これはもはや神器を使った脅しにしかすぎない。もしそれでも俺が拒否を続ければパートナーは王族である彼女以外の別の誰かになるかもしれないが、神器の情報を開示してくれような相手以上に信じられるようなやつが今後現れるとは考えにくい。


「はぁ〜了解です。私の負けです。」


カグヤに向き直り手を差し出した。


「これからよろしくな、カグヤ。俺のことはアルスで構わない。」


「わかりましたわ、アルスさん。」


そう言いカグヤと俺は握手を交わした。


「さて、やっと次の話に移れるな」


「次?」


俺はまだ何か面倒なことでもあるのかと身構えた。


―――


俺とカグヤは暗い夜道を2人並んで歩いていた。


「まさか学園の寮についての説明をしだすとか、さすがに予想してなかった……」


「あのお方はこうなることを読んで、元首に事前に話を通してたんじゃないですか?」


俺とカグヤは第二王立魔法学園という学校に入学することが決定した。どうやらジェイルが元首に俺のことを説明すると、その権力を使ってテストを受けずに入学することになった。


恐らく学園の裏口であろう場所から敷地内に入り、もうしばらく歩くとカグヤが足を止め、目の前の建物を見上げた。


「着きました」


「ここがこれから俺らの住む場所か」


研究エリアと呼ばれる場所にあり、学園教授や技術者志願の生徒が研究するために建てられた施設ばかりだ。


その中でも唯一、寮に見えるその建物はどう考えても大人数で住むことが前提ではなく、大きいとはいえなかった。その寮の中は、二階建てになっており、入って奥の部屋に巨大な空間がある。廊下にトイレや風呂、洗面台といったような場所につながるドアがある。


そして奥の部屋の一室がとんでもない広さをしているため2人で済んでも不自由はなさそうだ。


(これはすごいな……)


二階も見てみたのだが、ほとんどの部屋に研究道具を置く場所として使われていたようだ。そのため人が住めるスペースはなかった。


俺たちは奥の一室にある巨大な空間で共に過ごすことになるのだが、一つ問題がある。それはプライベートについてだ。しかしカグヤはそこまで気にしてなかったのでこのままにすることにした。


「寮というよりもシェアハウスだな」


電気をつけ真っ先に映ったのは最新鋭の機械だった。それは魔力の質や異能の研究などに用いられている。

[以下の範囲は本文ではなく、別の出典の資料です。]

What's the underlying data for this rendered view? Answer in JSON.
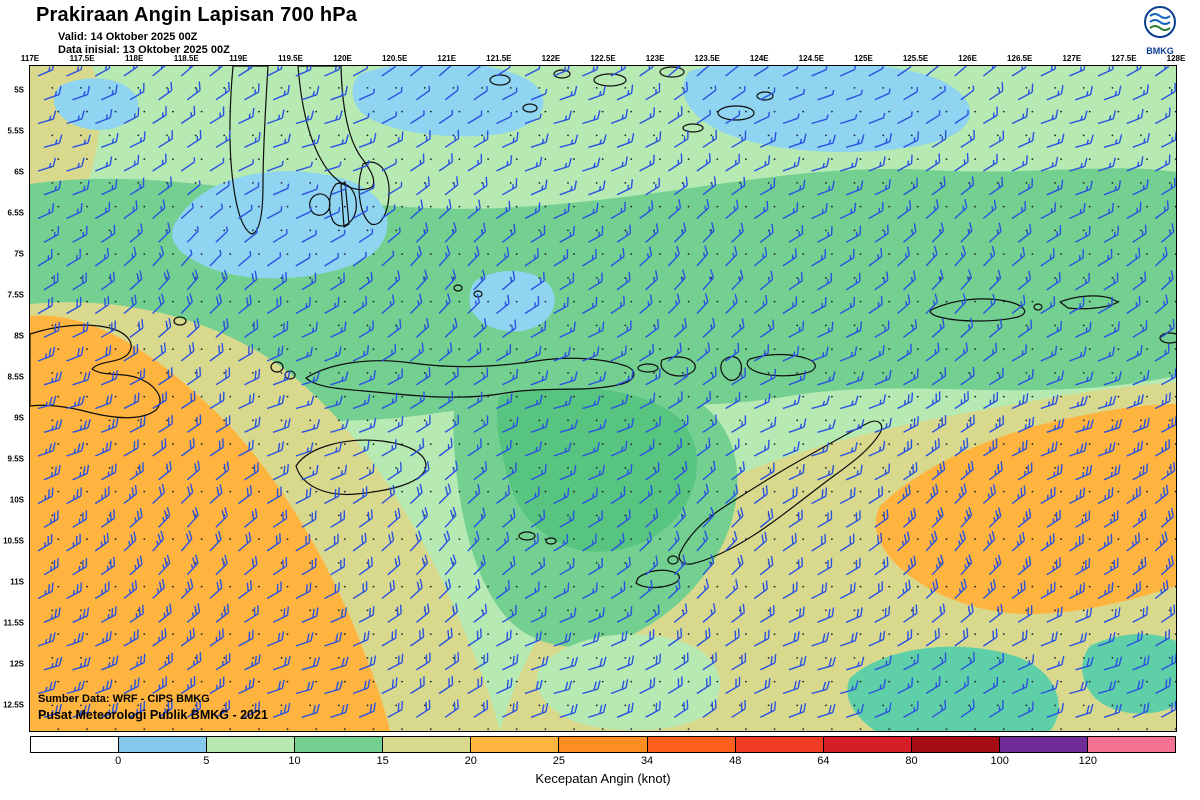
{
  "header": {
    "title": "Prakiraan Angin Lapisan 700 hPa",
    "valid_line": "Valid: 14 Oktober 2025 00Z",
    "init_line": "Data inisial: 13 Oktober 2025 00Z",
    "logo_text": "BMKG"
  },
  "map": {
    "lon_labels": [
      "117E",
      "117.5E",
      "118E",
      "118.5E",
      "119E",
      "119.5E",
      "120E",
      "120.5E",
      "121E",
      "121.5E",
      "122E",
      "122.5E",
      "123E",
      "123.5E",
      "124E",
      "124.5E",
      "125E",
      "125.5E",
      "126E",
      "126.5E",
      "127E",
      "127.5E",
      "128E"
    ],
    "lat_labels": [
      "5S",
      "5.5S",
      "6S",
      "6.5S",
      "7S",
      "7.5S",
      "8S",
      "8.5S",
      "9S",
      "9.5S",
      "10S",
      "10.5S",
      "11S",
      "11.5S",
      "12S",
      "12.5S"
    ],
    "source_line1": "Sumber Data: WRF - CIPS BMKG",
    "source_line2": "Pusat Meteorologi Publik BMKG - 2021"
  },
  "legend": {
    "title": "Kecepatan Angin (knot)",
    "tick_labels": [
      "0",
      "5",
      "10",
      "15",
      "20",
      "25",
      "34",
      "48",
      "64",
      "80",
      "100",
      "120"
    ],
    "cell_colors": [
      "#ffffff",
      "#85c9ec",
      "#b7e9b2",
      "#74d091",
      "#d9d98e",
      "#ffb440",
      "#ff8d22",
      "#ff5f1e",
      "#f03c24",
      "#d51f26",
      "#a60d14",
      "#6f2c96",
      "#f4718f"
    ]
  },
  "wind": {
    "barb_color": "#2a52e0",
    "cols": 40,
    "rows": 28,
    "shaft_len": 16
  }
}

(せめてもの償いとして、研究環境を整えてくれたのか?)


アルスは元々魔法や異能に関する研究を独自に進めていたので素直にありがたいと感じた。


「私は飲み物を入れてきますね」


と言いカグヤはキッチンの方へと向かっていった。


(ソファにテーブル、仕事用の机と椅子に加え、最新鋭の機械ときた。質素とはいえ研究をするには持ってこいの場所だ)


この部屋の隅っこにはベッドが二つずつ少し離して置かれている。


(準備が早いもんだな)


アルスがソファに腰掛けていると、カグヤが紅茶を淹れたものをこちらに運んできたので、礼を言うとティーカップごと受け取りそれを啜る。


「美味いな」


「ふふ、ありがとうございます」


カグヤが対面に座るのを確認すると改めて自己紹介や趣味などといったような互いのことを語り、夜を過ごすのだった。